Over the following months the female migrates through the body, eventually coming to the skin after about a year. Yep that is a year, 365 days of being worm infested!! Firstly, a lump appears, then an ulcer, before the end of the female worm finally protrudes. When the wound comes into contact with water the female worm releases a milky white fluid containing hundreds of thousands of tiny worms! The worms enter the copepods again, become infectious after a few weeks, and the cycle repeats!
There is no specific treatment for dracunculiasis. Instead, as the worm emerges the wound is soaked in wet bandages to “encourage” the worm to release its eggs into the bandages and away from any water source to prevent further cases.
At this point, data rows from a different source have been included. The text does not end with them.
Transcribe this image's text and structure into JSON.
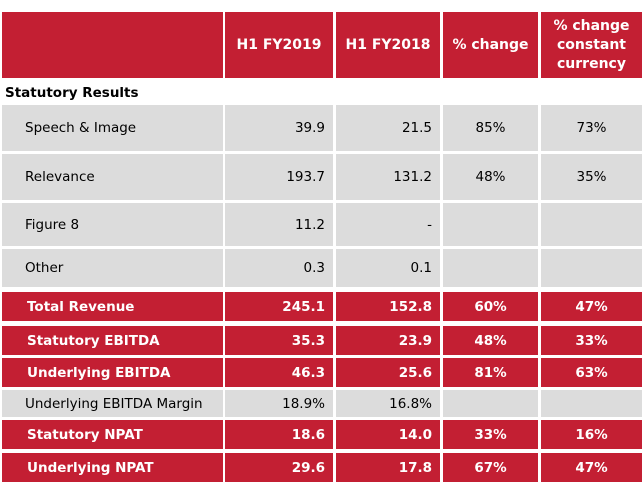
{
  "header": {
    "col1": "H1 FY2019",
    "col2": "H1 FY2018",
    "col3": "% change",
    "col4_line1": "% change",
    "col4_line2": "constant",
    "col4_line3": "currency"
  },
  "section_title": "Statutory Results",
  "rows": [
    {
      "label": "Speech & Image",
      "fy2019": "39.9",
      "fy2018": "21.5",
      "change": "85%",
      "change_cc": "73%",
      "style": "grey"
    },
    {
      "label": "Relevance",
      "fy2019": "193.7",
      "fy2018": "131.2",
      "change": "48%",
      "change_cc": "35%",
      "style": "grey"
    },
    {
      "label": "Figure 8",
      "fy2019": "11.2",
      "fy2018": "-",
      "change": "",
      "change_cc": "",
      "style": "grey"
    },
    {
      "label": "Other",
      "fy2019": "0.3",
      "fy2018": "0.1",
      "change": "",
      "change_cc": "",
      "style": "grey"
    },
    {
      "label": "Total Revenue",
      "fy2019": "245.1",
      "fy2018": "152.8",
      "change": "60%",
      "change_cc": "47%",
      "style": "red"
    },
    {
      "label": "Statutory EBITDA",
      "fy2019": "35.3",
      "fy2018": "23.9",
      "change": "48%",
      "change_cc": "33%",
      "style": "red"
    },
    {
      "label": "Underlying EBITDA",
      "fy2019": "46.3",
      "fy2018": "25.6",
      "change": "81%",
      "change_cc": "63%",
      "style": "red"
    },
    {
      "label": "Underlying EBITDA Margin",
      "fy2019": "18.9%",
      "fy2018": "16.8%",
      "change": "",
      "change_cc": "",
      "style": "grey"
    },
    {
      "label": "Statutory NPAT",
      "fy2019": "18.6",
      "fy2018": "14.0",
      "change": "33%",
      "change_cc": "16%",
      "style": "red"
    },
    {
      "label": "Underlying NPAT",
      "fy2019": "29.6",
      "fy2018": "17.8",
      "change": "67%",
      "change_cc": "47%",
      "style": "red"
    }
  ],
  "colors": {
    "accent_red": "#c31f33",
    "row_grey": "#dcdcdc"
  }
}
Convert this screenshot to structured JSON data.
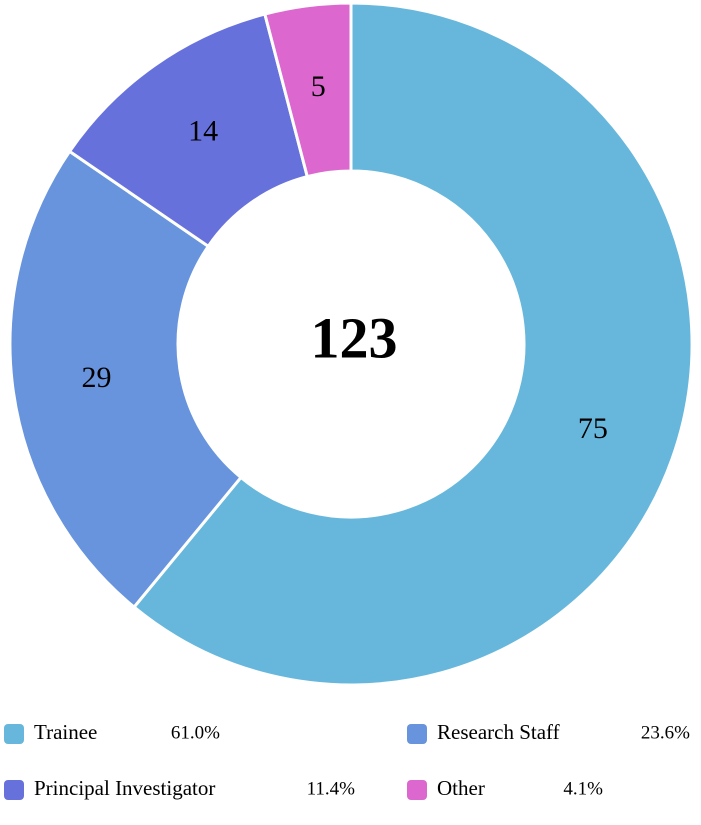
{
  "chart_data": {
    "type": "donut",
    "categories": [
      "Trainee",
      "Research Staff",
      "Principal Investigator",
      "Other"
    ],
    "values": [
      75,
      29,
      14,
      5
    ],
    "colors": [
      "#67b7dc",
      "#6794dc",
      "#6771dc",
      "#dc67ce"
    ],
    "percent_labels": [
      "61.0%",
      "23.6%",
      "11.4%",
      "4.1%"
    ],
    "total": 123
  }
}
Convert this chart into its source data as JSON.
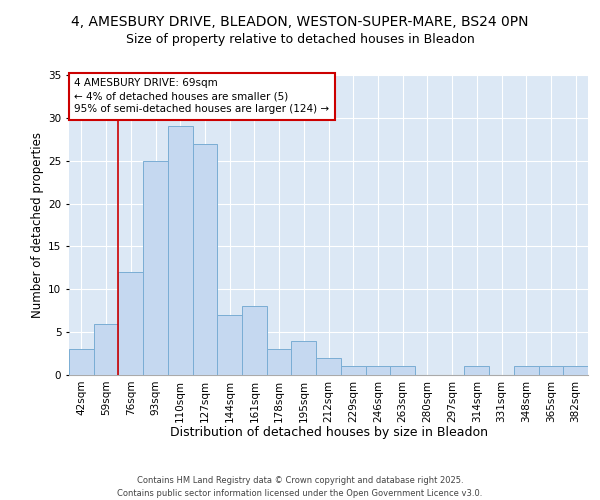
{
  "title1": "4, AMESBURY DRIVE, BLEADON, WESTON-SUPER-MARE, BS24 0PN",
  "title2": "Size of property relative to detached houses in Bleadon",
  "xlabel": "Distribution of detached houses by size in Bleadon",
  "ylabel": "Number of detached properties",
  "bar_labels": [
    "42sqm",
    "59sqm",
    "76sqm",
    "93sqm",
    "110sqm",
    "127sqm",
    "144sqm",
    "161sqm",
    "178sqm",
    "195sqm",
    "212sqm",
    "229sqm",
    "246sqm",
    "263sqm",
    "280sqm",
    "297sqm",
    "314sqm",
    "331sqm",
    "348sqm",
    "365sqm",
    "382sqm"
  ],
  "bar_heights": [
    3,
    6,
    12,
    25,
    29,
    27,
    7,
    8,
    3,
    4,
    2,
    1,
    1,
    1,
    0,
    0,
    1,
    0,
    1,
    1,
    1
  ],
  "bar_color": "#c5d8f0",
  "bar_edge_color": "#7aadd4",
  "annotation_text": "4 AMESBURY DRIVE: 69sqm\n← 4% of detached houses are smaller (5)\n95% of semi-detached houses are larger (124) →",
  "annotation_box_color": "#ffffff",
  "annotation_box_edge": "#cc0000",
  "red_line_index": 2,
  "ylim": [
    0,
    35
  ],
  "yticks": [
    0,
    5,
    10,
    15,
    20,
    25,
    30,
    35
  ],
  "background_color": "#dce8f5",
  "footer": "Contains HM Land Registry data © Crown copyright and database right 2025.\nContains public sector information licensed under the Open Government Licence v3.0.",
  "title1_fontsize": 10,
  "title2_fontsize": 9,
  "xlabel_fontsize": 9,
  "ylabel_fontsize": 8.5,
  "tick_fontsize": 7.5,
  "footer_fontsize": 6
}
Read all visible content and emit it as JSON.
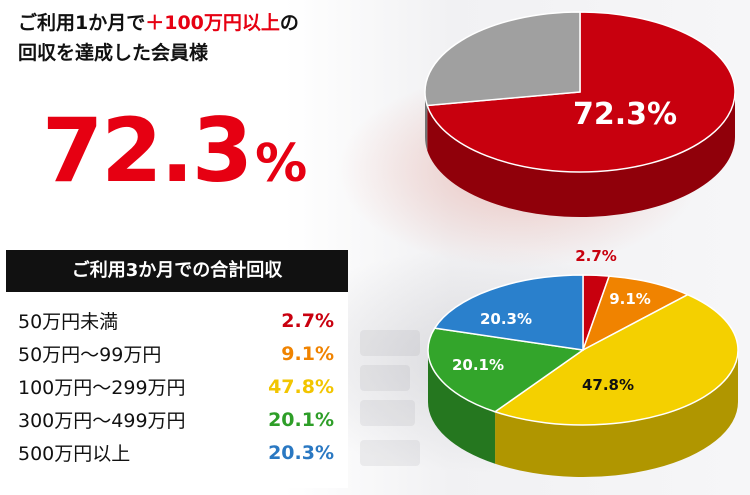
{
  "headline": {
    "part1": "ご利用1か月で",
    "highlight": "＋100万円以上",
    "part2": "の",
    "line2": "回収を達成した会員様"
  },
  "big_percent": {
    "number": "72.3",
    "unit": "%"
  },
  "table": {
    "title": "ご利用3か月での合計回収",
    "rows": [
      {
        "label": "50万円未満",
        "value": "2.7%",
        "color": "#c9000f"
      },
      {
        "label": "50万円～99万円",
        "value": "9.1%",
        "color": "#f08300"
      },
      {
        "label": "100万円～299万円",
        "value": "47.8%",
        "color": "#f2c500"
      },
      {
        "label": "300万円～499万円",
        "value": "20.1%",
        "color": "#2e9e28"
      },
      {
        "label": "500万円以上",
        "value": "20.3%",
        "color": "#2a78c2"
      }
    ]
  },
  "chart_data": [
    {
      "type": "pie",
      "categories": [
        "",
        ""
      ],
      "values": [
        72.3,
        27.7
      ],
      "slice_labels": [
        "72.3%",
        ""
      ],
      "colors": [
        "#c8000e",
        "#a0a0a0"
      ]
    },
    {
      "type": "pie",
      "title": "ご利用3か月での合計回収",
      "categories": [
        "50万円未満",
        "50万円～99万円",
        "100万円～299万円",
        "300万円～499万円",
        "500万円以上"
      ],
      "values": [
        2.7,
        9.1,
        47.8,
        20.1,
        20.3
      ],
      "slice_labels": [
        "2.7%",
        "9.1%",
        "47.8%",
        "20.1%",
        "20.3%"
      ],
      "colors": [
        "#c8000e",
        "#f08300",
        "#f4d000",
        "#33a52b",
        "#2a80cc"
      ],
      "label_colors": [
        "#c8000e",
        "#ffffff",
        "#111111",
        "#ffffff",
        "#ffffff"
      ]
    }
  ]
}
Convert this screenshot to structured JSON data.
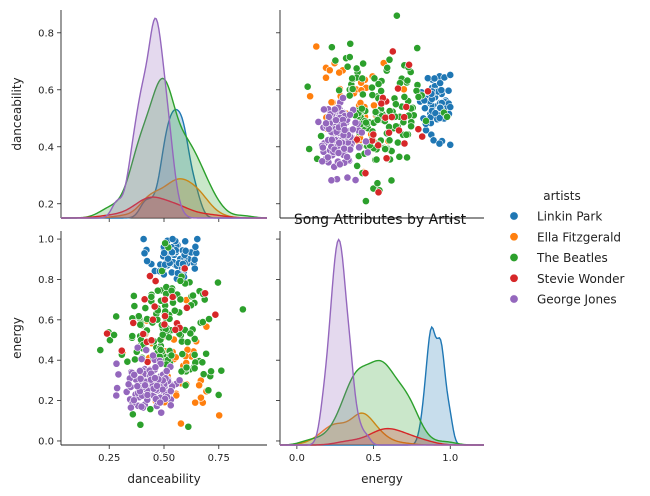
{
  "chart_data": {
    "type": "pairplot",
    "title": "Song Attributes by Artist",
    "variables": [
      "danceability",
      "energy"
    ],
    "legend": {
      "title": "artists",
      "placement": "right",
      "entries": [
        {
          "name": "Linkin Park",
          "color": "#1f77b4"
        },
        {
          "name": "Ella Fitzgerald",
          "color": "#ff7f0e"
        },
        {
          "name": "The Beatles",
          "color": "#2ca02c"
        },
        {
          "name": "Stevie Wonder",
          "color": "#d62728"
        },
        {
          "name": "George Jones",
          "color": "#9467bd"
        }
      ]
    },
    "axes": {
      "danceability": {
        "range": [
          0.03,
          0.97
        ],
        "ticks": [
          0.25,
          0.5,
          0.75
        ],
        "tick_labels": [
          "0.25",
          "0.50",
          "0.75"
        ]
      },
      "energy": {
        "range": [
          -0.11,
          1.22
        ],
        "ticks": [
          0.0,
          0.5,
          1.0
        ],
        "tick_labels": [
          "0.0",
          "0.5",
          "1.0"
        ]
      },
      "danceability_row": {
        "range": [
          0.15,
          0.88
        ],
        "ticks": [
          0.2,
          0.4,
          0.6,
          0.8
        ],
        "tick_labels": [
          "0.2",
          "0.4",
          "0.6",
          "0.8"
        ]
      },
      "energy_row": {
        "range": [
          -0.02,
          1.04
        ],
        "ticks": [
          0.0,
          0.2,
          0.4,
          0.6,
          0.8,
          1.0
        ],
        "tick_labels": [
          "0.0",
          "0.2",
          "0.4",
          "0.6",
          "0.8",
          "1.0"
        ]
      }
    },
    "series": [
      {
        "name": "Linkin Park",
        "n": 70,
        "danceability": {
          "mean": 0.54,
          "sd": 0.055
        },
        "energy": {
          "mean": 0.91,
          "sd": 0.055
        },
        "kde_danceability_peak": 0.52,
        "kde_energy_peak": 0.93,
        "kde_energy_secondary": 0.7
      },
      {
        "name": "Ella Fitzgerald",
        "n": 45,
        "danceability": {
          "mean": 0.55,
          "sd": 0.11
        },
        "energy": {
          "mean": 0.4,
          "sd": 0.15
        },
        "kde_danceability_peak": 0.58,
        "kde_energy_peak": 0.52
      },
      {
        "name": "The Beatles",
        "n": 160,
        "danceability": {
          "mean": 0.52,
          "sd": 0.11
        },
        "energy": {
          "mean": 0.52,
          "sd": 0.17
        },
        "kde_danceability_peak": 0.5,
        "kde_energy_peak": 0.53
      },
      {
        "name": "Stevie Wonder",
        "n": 25,
        "danceability": {
          "mean": 0.48,
          "sd": 0.1
        },
        "energy": {
          "mean": 0.58,
          "sd": 0.14
        },
        "kde_danceability_peak": 0.44,
        "kde_energy_peak": 0.68
      },
      {
        "name": "George Jones",
        "n": 130,
        "danceability": {
          "mean": 0.45,
          "sd": 0.065
        },
        "energy": {
          "mean": 0.28,
          "sd": 0.065
        },
        "kde_danceability_peak": 0.44,
        "kde_energy_peak": 0.28
      }
    ]
  }
}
As the worm’s body emerges it can be gently wrapped around a piece of gauze, a pencil or a stick to prevent it going back in (yuck!!) and this allows steady pressure to be added to slowly coax the whole worm’s length out. This can take a very long time as the worm is so long; did I say over 1 metre long?! Note: It is important not to break the worm as this kills the worm, prevents it being removed, and causes really nasty localised reactions in the skin and soft tissue, as if having the worm was not enough already!
It really is an ancient disease. Fragments of Guinea worm have been found in 3,000-year-old Egyptian mummies and it has been written about in texts, from what is now Sudan, from 4,000 years ago. In fact, it has been suggested that the Rod of Asclepius (the symbol of medicine and even the adopted badge of the British Medical Association) may represent a Guinea worm being wrapped around a stick to draw it out of the skin… gotta love medical history... cool huh!
P.S. Apologies to all BMSs… but I have seen some of you dressed as convincing mummies at Halloween parties and it appears that some of you continue this “look” in the lab!! Only joking!!!!